Une affaire vieille de trois ans
C’est en 2020 que l’histoire commence, lorsque Vincent Bolloré a progressivement phagocyté le groupe Lagardère avec Vivendi, en devenant le premier actionnaire en juillet, avant de finalement lancer une OPA en septembre 2021. À cet instant, l’objectif de Bolloré est clair : fusionner les groupes Vivendi et Lagardère afin d’asseoir une hégémonie dans les mondes de l’édition et des médias, en détenant alors Editis, Hachette, Canal+, Prisma Media, Paris Match, Europe 1, JDD et RFM pour ne citer qu’eux.
Une perspective plus que redoutée dans l’édition française. Une telle opération aboutirait à une concentration jamais vue, avec notamment 71 % des parts de marché dans le scolaire, 63 % dans les dictionnaires et 54 % dans la littérature de poche. Sans compter les visées politiques de Vincent Bolloré, dont le management presque totalitaire au sein du groupe Canal+ notamment, privé de ses quelques espaces de liberté depuis son arrivée, est loin de faire l’unanimité.
La Commission européenne comme trouble-fête des ambitions de Bolloré
Et la diversité de la création, dans tout ça ? Si Arnaud Nourry, ex-PDG d’Hachette Livre et fervent opposant à cette opération, a brutalement été démis de ses fonctions par Arnaud Lagardère en mars 2021, l’opposition ne s’est pas découragée. Jusqu’à atteindre les instances politiques, et la commission d’enquête sur la concentration des médias du Sénat qui convoque Vincent Bolloré en janvier 2022. Résultat : la fusion des deux groupes est compromise, et Vivendi annonce son intention de céder Editis pour rendre l’opération acceptable.

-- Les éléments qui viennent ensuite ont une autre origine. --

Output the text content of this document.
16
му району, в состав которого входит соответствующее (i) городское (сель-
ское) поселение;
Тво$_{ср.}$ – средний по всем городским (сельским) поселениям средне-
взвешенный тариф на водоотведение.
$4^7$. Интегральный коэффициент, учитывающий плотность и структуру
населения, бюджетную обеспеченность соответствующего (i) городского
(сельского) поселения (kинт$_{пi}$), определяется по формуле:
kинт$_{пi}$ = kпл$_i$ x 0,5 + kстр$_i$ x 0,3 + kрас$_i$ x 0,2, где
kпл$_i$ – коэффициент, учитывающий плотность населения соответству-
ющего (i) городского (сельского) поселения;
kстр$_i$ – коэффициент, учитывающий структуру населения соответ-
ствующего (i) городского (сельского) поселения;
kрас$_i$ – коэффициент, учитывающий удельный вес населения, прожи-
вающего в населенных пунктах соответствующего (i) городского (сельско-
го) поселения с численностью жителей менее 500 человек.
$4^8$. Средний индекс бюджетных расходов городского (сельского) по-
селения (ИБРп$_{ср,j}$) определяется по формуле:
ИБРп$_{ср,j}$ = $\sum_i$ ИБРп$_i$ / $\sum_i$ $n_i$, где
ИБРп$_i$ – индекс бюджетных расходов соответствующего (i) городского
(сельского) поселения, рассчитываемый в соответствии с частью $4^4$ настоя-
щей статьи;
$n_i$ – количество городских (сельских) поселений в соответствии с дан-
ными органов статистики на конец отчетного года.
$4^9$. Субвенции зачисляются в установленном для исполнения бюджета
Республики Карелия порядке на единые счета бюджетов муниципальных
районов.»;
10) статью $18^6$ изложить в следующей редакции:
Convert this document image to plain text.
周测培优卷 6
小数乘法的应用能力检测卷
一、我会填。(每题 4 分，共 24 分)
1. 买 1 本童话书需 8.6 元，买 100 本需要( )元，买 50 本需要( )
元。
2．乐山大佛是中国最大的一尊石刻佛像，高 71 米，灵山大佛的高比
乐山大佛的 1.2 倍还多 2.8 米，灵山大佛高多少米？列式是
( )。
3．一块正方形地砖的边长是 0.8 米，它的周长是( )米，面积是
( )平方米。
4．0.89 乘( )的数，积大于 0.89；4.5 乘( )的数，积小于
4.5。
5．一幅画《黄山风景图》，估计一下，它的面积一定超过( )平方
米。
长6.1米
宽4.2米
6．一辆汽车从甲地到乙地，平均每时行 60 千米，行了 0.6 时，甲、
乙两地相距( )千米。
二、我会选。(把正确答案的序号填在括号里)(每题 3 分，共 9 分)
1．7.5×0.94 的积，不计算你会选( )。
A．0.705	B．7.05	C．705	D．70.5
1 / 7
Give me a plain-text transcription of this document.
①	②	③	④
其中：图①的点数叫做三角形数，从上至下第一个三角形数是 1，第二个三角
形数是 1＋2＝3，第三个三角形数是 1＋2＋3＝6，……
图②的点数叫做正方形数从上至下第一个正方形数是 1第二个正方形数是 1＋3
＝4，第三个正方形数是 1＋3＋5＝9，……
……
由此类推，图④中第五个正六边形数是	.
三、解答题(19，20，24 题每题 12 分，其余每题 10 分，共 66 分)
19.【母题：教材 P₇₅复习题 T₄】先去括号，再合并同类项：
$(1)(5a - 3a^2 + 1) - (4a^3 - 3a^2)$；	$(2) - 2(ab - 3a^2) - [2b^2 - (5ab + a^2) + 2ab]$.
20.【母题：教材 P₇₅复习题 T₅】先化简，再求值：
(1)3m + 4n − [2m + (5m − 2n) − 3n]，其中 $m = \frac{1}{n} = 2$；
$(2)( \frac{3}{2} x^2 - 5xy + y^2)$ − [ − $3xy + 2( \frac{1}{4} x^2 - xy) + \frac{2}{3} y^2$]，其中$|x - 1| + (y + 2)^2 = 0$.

De son côté, Bruxelles lance une enquête en novembre 2022, craignant pour le droit à la concurrence avec un monopole sur l’ensemble de la chaîne de valeur du livre. La décision tombe le 9 juin, la Commission européenne exige que Vivendi se sépare d’Editis – et surveillera le bon déroulement et la fiabilité de l’opération, ainsi que du magazine Gala, pour que l’OPA puisse aboutir. Ainsi, Vivendi ne pourra pas finaliser l’acquisition de Lagardère tant que la Commission n’aura pas approuvé le nouvel acquéreur d’Editis.
La vente d’Editis, un nouveau feuilleton
Vivendi doit maintenant se hâter de trouver un potentiel acquéreur à sa filiale, et n’a pas caché sa volonté de trouver un repreneur étranger à l’édition française pour éviter de renforcer un potentiel concurrent. C’est en ce sens que des négociations exclusives sont en cours depuis mars avec le milliardaire Daniel Kretinsky, magnat de la presse tchèque à la tête de la holding Czech Media Invest (CMI).
Le rachat de 25 % de la Fnac/Darty, premier vendeur de livres en France, par ce dernier fin mars risque néanmoins de compliquer la vente, et de déplaire à la Commission européenne. Ainsi, l’opération pourrait aussi bien être entérinée dès juillet que dans de longs mois. Affaire à suivre…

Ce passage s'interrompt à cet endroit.